“There is a recipe for disruptive dynamics in markets if policy adjustments have to gather steam in a synchronized way,” said New York-based [Bruce] Kasman, a former official at the Federal Reserve Bank of New York who now oversees economic research at the second-largest U.S. bank by assets. Such a scenario could develop in 12 to 36 months and would “take a toll on risk assets. Bonds get killed,” he said....The trouble is, central banks seem to be behind the inflation curve. (Veteran central-bank watchers won't be surprised.) There's some sign that inflation in mainland China is feeding on itself despite rate hikes by the People's Bank of China. One expert in the symposium said that central banks may let inflation run because of fears of financial instability.

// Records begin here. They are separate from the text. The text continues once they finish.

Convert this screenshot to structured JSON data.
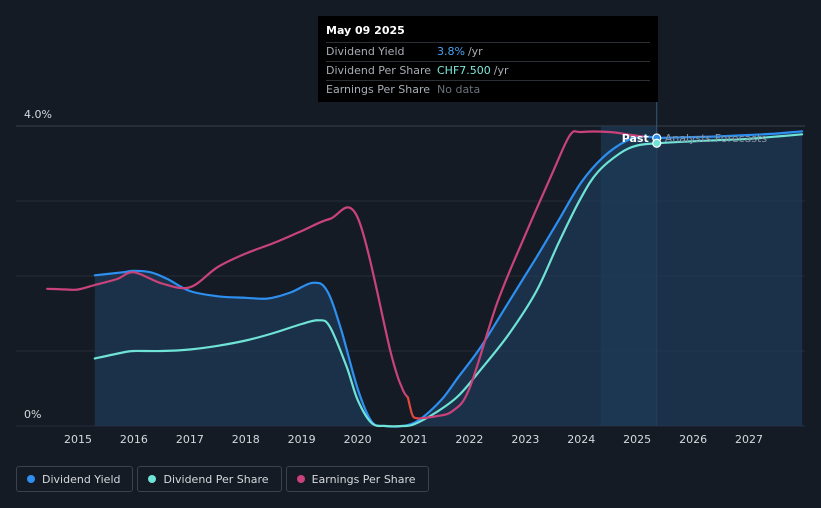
{
  "tooltip": {
    "date": "May 09 2025",
    "rows": [
      {
        "label": "Dividend Yield",
        "value": "3.8%",
        "unit": "/yr",
        "color": "#4aa3f0"
      },
      {
        "label": "Dividend Per Share",
        "value": "CHF7.500",
        "unit": "/yr",
        "color": "#7de8dc"
      },
      {
        "label": "Earnings Per Share",
        "value": "No data",
        "unit": "",
        "color": "#6b7079"
      }
    ]
  },
  "chart_data": {
    "type": "line",
    "ylabel_top": "4.0%",
    "ylabel_bottom": "0%",
    "ylim": [
      0,
      4.0
    ],
    "xlim": [
      2014.25,
      2027.95
    ],
    "x_ticks": [
      "2015",
      "2016",
      "2017",
      "2018",
      "2019",
      "2020",
      "2021",
      "2022",
      "2023",
      "2024",
      "2025",
      "2026",
      "2027"
    ],
    "past_label": "Past",
    "forecast_label": "Analysts Forecasts",
    "past_end": 2025.35,
    "highlight_start": 2024.35,
    "grid": true,
    "series": [
      {
        "name": "Dividend Yield",
        "color": "#2d8ff0",
        "x": [
          2015.3,
          2015.8,
          2016.0,
          2016.3,
          2016.6,
          2017.0,
          2017.5,
          2018.0,
          2018.4,
          2018.8,
          2019.2,
          2019.45,
          2019.7,
          2020.0,
          2020.25,
          2020.5,
          2020.8,
          2021.1,
          2021.5,
          2021.8,
          2022.2,
          2022.7,
          2023.2,
          2023.6,
          2024.0,
          2024.4,
          2024.8,
          2025.1,
          2025.35
        ],
        "y": [
          2.01,
          2.05,
          2.07,
          2.05,
          1.96,
          1.8,
          1.73,
          1.71,
          1.7,
          1.78,
          1.91,
          1.81,
          1.3,
          0.5,
          0.06,
          0.0,
          0.0,
          0.08,
          0.35,
          0.65,
          1.05,
          1.65,
          2.25,
          2.75,
          3.25,
          3.59,
          3.8,
          3.86,
          3.84
        ]
      },
      {
        "name": "Dividend Yield (forecast)",
        "color": "#2d8ff0",
        "x": [
          2025.35,
          2025.8,
          2026.4,
          2027.0,
          2027.5,
          2027.95
        ],
        "y": [
          3.84,
          3.85,
          3.86,
          3.88,
          3.9,
          3.93
        ]
      },
      {
        "name": "Dividend Per Share",
        "color": "#6fe3d6",
        "x": [
          2015.3,
          2015.8,
          2016.0,
          2016.5,
          2017.0,
          2017.5,
          2018.0,
          2018.5,
          2019.0,
          2019.3,
          2019.5,
          2019.8,
          2020.0,
          2020.25,
          2020.5,
          2020.8,
          2021.0,
          2021.4,
          2021.8,
          2022.2,
          2022.7,
          2023.2,
          2023.6,
          2024.0,
          2024.3,
          2024.7,
          2025.0,
          2025.35
        ],
        "y": [
          0.9,
          0.98,
          1.0,
          1.0,
          1.02,
          1.07,
          1.14,
          1.24,
          1.36,
          1.41,
          1.33,
          0.8,
          0.35,
          0.04,
          0.0,
          0.0,
          0.02,
          0.18,
          0.4,
          0.75,
          1.22,
          1.8,
          2.45,
          3.05,
          3.39,
          3.64,
          3.74,
          3.77
        ]
      },
      {
        "name": "Dividend Per Share (forecast)",
        "color": "#6fe3d6",
        "x": [
          2025.35,
          2025.8,
          2026.4,
          2027.0,
          2027.5,
          2027.95
        ],
        "y": [
          3.77,
          3.79,
          3.81,
          3.83,
          3.86,
          3.89
        ]
      },
      {
        "name": "Earnings Per Share",
        "color": "#c9437a",
        "x": [
          2014.45,
          2014.8,
          2015.0,
          2015.3,
          2015.7,
          2016.0,
          2016.5,
          2017.0,
          2017.5,
          2018.0,
          2018.5,
          2019.0,
          2019.5,
          2020.0,
          2020.6,
          2020.8,
          2020.9
        ],
        "y": [
          1.83,
          1.82,
          1.82,
          1.88,
          1.96,
          2.05,
          1.9,
          1.85,
          2.12,
          2.3,
          2.44,
          2.6,
          2.76,
          2.78,
          0.96,
          0.5,
          0.38
        ]
      },
      {
        "name": "Earnings Per Share (negative)",
        "color": "#e4473d",
        "x": [
          2020.9,
          2020.95,
          2021.0,
          2021.1
        ],
        "y": [
          0.38,
          0.22,
          0.12,
          0.1
        ]
      },
      {
        "name": "Earnings Per Share (recovery)",
        "color": "#c9437a",
        "x": [
          2021.1,
          2021.4,
          2021.7,
          2022.0,
          2022.5,
          2023.0,
          2023.5,
          2023.8,
          2024.0,
          2024.5,
          2024.9,
          2025.1
        ],
        "y": [
          0.1,
          0.13,
          0.2,
          0.5,
          1.65,
          2.55,
          3.4,
          3.88,
          3.92,
          3.92,
          3.88,
          3.86
        ]
      }
    ]
  },
  "legend": [
    {
      "label": "Dividend Yield",
      "color": "#2d8ff0"
    },
    {
      "label": "Dividend Per Share",
      "color": "#6fe3d6"
    },
    {
      "label": "Earnings Per Share",
      "color": "#c9437a"
    }
  ]
}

Although he doubts developing countries are losing control of inflation, Jim O’Neill, the London-based chairman of Goldman Sachs Asset Management, says the yield on the 10-year U.S. Treasury note could “quickly” reach 5 percent if global growth is allowed to pick up faster than anticipated, forcing the Fed to start normalizing policy. The interest rate on the benchmark U.S. security was 3.49 percent on March 4....
“The biggest thing I worry about is a major sell-off in bonds like 1994,” said O’Neill, who helps to manage about $840 billion. “The ideal situation is the developed world comes back as the developing world slows, but what could happen is as the U.S. and others strengthen, they give the developing world another growth kick.”
As the fears engendered by '08 fade, it does look like the central banks have done it again - although they had help from too-optimistic sovereign debt markets. Real rates on global bonds are at about zero, providing further fuel for gold's climb.